Indeed, it is still poor — mainly because of the high number of ultra-orthodox haredim who don't work (another source of tension in a city that lives on its nerves). And yet it is still magnificent, luminous and utterly special. And that is because it is a city of profound spirituality and religious longing.
For both Judaism and Christianity, Jerusalem was the place where the end of days would occur; and because the Muslims knew that this was foretold by the Jewish and Christian prophets, they wanted to own it too. Like all millenarian dreams of redemption, this one exacted a horrific toll of fanaticism. To this eye-opening narrative of obsession, power-lust, and unspeakable savagery, Sebag Montefiore brings a novelist's touch: vivid vignettes, stories and descriptions that leap off the page. Indeed, we could surely do without some of this graphic detail: Roman crucifixions, Tartar disembowellings, Crusaders piling up mounds of hacked-off limbs as a kind of religious sacrament. A city of peace this never was.

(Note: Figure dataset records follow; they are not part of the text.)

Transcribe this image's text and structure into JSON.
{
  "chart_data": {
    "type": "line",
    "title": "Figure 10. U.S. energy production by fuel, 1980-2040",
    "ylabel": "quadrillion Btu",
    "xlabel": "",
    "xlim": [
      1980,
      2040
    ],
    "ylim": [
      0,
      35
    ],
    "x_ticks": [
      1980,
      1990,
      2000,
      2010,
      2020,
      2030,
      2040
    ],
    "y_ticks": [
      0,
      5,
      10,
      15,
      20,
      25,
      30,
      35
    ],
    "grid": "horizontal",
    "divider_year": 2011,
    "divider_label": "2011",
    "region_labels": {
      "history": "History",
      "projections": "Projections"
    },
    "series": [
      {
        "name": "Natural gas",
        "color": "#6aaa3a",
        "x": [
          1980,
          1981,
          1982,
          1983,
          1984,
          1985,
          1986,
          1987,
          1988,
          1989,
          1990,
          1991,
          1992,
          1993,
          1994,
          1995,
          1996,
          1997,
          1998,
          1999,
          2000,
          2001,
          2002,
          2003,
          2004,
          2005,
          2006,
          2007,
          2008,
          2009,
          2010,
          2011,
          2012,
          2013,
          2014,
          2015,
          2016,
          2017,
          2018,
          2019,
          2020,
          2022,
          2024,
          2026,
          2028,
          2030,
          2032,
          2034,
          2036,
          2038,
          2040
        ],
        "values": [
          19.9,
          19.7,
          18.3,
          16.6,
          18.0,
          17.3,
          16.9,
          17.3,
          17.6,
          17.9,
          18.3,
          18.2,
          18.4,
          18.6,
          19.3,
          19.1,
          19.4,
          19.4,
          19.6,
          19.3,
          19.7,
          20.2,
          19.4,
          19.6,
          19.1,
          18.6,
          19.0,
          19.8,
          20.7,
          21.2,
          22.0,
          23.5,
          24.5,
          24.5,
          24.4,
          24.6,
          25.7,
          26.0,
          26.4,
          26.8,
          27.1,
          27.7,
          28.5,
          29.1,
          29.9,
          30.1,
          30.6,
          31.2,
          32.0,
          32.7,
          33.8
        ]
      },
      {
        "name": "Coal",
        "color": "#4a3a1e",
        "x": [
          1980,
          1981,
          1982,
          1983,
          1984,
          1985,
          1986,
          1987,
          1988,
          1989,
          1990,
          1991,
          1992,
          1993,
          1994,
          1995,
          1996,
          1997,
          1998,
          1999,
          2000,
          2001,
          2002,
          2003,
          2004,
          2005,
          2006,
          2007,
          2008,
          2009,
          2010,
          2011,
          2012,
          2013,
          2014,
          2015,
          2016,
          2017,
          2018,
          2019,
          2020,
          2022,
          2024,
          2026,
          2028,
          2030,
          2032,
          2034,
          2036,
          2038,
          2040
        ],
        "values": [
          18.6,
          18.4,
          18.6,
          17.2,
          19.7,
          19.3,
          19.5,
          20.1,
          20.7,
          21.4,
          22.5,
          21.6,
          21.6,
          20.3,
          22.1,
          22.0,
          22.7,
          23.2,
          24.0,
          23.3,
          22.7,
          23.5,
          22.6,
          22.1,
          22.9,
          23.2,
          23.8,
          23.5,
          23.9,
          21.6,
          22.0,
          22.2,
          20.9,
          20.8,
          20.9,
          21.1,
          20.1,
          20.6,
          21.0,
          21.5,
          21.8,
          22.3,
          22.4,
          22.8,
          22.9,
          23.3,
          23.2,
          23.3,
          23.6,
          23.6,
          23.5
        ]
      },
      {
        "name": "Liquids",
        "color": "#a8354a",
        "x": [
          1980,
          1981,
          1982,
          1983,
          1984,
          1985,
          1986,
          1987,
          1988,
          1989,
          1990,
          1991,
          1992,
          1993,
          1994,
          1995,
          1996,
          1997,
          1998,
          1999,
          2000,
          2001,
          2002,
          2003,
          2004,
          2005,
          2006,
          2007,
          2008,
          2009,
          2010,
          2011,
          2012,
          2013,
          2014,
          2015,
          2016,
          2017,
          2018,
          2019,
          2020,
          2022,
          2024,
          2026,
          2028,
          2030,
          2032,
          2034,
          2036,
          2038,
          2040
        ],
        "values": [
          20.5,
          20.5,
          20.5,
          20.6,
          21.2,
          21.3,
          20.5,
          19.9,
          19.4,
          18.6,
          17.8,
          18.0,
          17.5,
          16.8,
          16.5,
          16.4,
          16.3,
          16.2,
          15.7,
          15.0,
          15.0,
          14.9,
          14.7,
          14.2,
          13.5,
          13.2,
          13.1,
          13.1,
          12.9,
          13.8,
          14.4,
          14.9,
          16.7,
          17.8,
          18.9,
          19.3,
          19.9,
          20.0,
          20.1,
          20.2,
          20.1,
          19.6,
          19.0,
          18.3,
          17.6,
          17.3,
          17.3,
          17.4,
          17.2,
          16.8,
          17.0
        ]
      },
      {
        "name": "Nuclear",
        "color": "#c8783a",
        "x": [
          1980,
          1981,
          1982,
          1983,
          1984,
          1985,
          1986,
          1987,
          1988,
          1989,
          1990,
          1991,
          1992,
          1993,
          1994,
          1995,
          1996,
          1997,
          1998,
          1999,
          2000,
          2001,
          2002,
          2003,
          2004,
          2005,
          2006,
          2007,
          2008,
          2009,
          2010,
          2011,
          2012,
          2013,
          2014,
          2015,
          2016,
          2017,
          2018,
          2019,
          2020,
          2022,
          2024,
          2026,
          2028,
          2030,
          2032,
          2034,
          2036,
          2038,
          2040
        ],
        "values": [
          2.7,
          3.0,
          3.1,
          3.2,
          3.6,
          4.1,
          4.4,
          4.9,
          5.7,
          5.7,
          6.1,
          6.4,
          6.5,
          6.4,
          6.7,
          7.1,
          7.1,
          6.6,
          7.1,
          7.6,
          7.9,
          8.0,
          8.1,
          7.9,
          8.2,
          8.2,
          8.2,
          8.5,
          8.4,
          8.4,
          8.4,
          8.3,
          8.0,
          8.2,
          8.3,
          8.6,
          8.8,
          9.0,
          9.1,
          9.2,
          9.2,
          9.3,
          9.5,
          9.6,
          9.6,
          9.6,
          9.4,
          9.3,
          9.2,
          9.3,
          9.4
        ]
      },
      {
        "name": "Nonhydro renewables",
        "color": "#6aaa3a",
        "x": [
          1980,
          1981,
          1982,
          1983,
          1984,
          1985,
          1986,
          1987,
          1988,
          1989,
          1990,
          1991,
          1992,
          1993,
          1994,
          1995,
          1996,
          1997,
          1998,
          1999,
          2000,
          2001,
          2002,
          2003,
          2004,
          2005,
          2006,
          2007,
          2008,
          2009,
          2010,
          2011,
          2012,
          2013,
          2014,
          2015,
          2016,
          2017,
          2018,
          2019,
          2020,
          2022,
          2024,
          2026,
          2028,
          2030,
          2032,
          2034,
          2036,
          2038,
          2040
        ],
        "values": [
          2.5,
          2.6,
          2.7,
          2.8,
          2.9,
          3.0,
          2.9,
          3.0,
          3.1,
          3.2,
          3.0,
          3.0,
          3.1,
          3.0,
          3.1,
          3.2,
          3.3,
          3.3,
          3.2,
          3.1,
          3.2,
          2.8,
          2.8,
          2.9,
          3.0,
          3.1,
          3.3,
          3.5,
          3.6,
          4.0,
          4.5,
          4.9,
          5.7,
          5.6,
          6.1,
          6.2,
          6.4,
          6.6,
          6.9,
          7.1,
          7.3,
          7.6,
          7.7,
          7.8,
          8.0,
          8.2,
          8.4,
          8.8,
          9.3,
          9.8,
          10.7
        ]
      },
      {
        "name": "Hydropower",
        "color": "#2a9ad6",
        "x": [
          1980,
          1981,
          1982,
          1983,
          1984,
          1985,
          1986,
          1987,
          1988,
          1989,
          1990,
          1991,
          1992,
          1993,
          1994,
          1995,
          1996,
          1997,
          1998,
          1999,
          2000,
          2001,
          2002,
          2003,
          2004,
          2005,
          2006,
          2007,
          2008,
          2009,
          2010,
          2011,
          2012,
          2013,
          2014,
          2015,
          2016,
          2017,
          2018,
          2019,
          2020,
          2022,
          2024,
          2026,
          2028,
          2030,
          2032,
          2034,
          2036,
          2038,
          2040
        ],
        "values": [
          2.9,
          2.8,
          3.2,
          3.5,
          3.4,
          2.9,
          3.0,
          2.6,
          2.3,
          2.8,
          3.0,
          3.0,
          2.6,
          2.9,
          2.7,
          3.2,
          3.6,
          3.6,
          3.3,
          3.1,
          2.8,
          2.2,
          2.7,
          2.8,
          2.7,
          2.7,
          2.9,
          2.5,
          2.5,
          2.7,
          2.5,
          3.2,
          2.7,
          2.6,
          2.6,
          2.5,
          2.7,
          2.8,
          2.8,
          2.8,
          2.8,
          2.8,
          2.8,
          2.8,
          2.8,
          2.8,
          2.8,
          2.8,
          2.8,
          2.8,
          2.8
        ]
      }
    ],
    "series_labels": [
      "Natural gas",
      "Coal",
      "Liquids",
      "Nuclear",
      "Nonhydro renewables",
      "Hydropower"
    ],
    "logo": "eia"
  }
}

Strikingly, the seething hatreds coursing through it were not just between different religions but within them. In the 18th century, different Christian denominations hated each other so much that, in the Church of the Holy Sepulchre, every warring sect had its own lavatorial arrangement.
Even today in that same church, Greeks fight the Catholics and Armenians, Copts fight the Ethiopians, and the only people entrusted with keys are Muslim Arabs from two rival families, who fight each other too.
People who think the State of Israel was a by-product of the Holocaust will also be surprised to learn that the real begetters were 19th and early 20th-century Christian evangelicals. They passionately believed in the redemption of the Jews to the land of Israel, and created the environment for the 1917 Balfour Declaration which paved the way for the Jews' return to their ancestral home.
In describing these claims and counter-claims to Jerusalem, Sebag Montefiore takes pains to be totally even-handed — rather too much so. For he gives the impression that the fight for the city is between three religions with equal claims.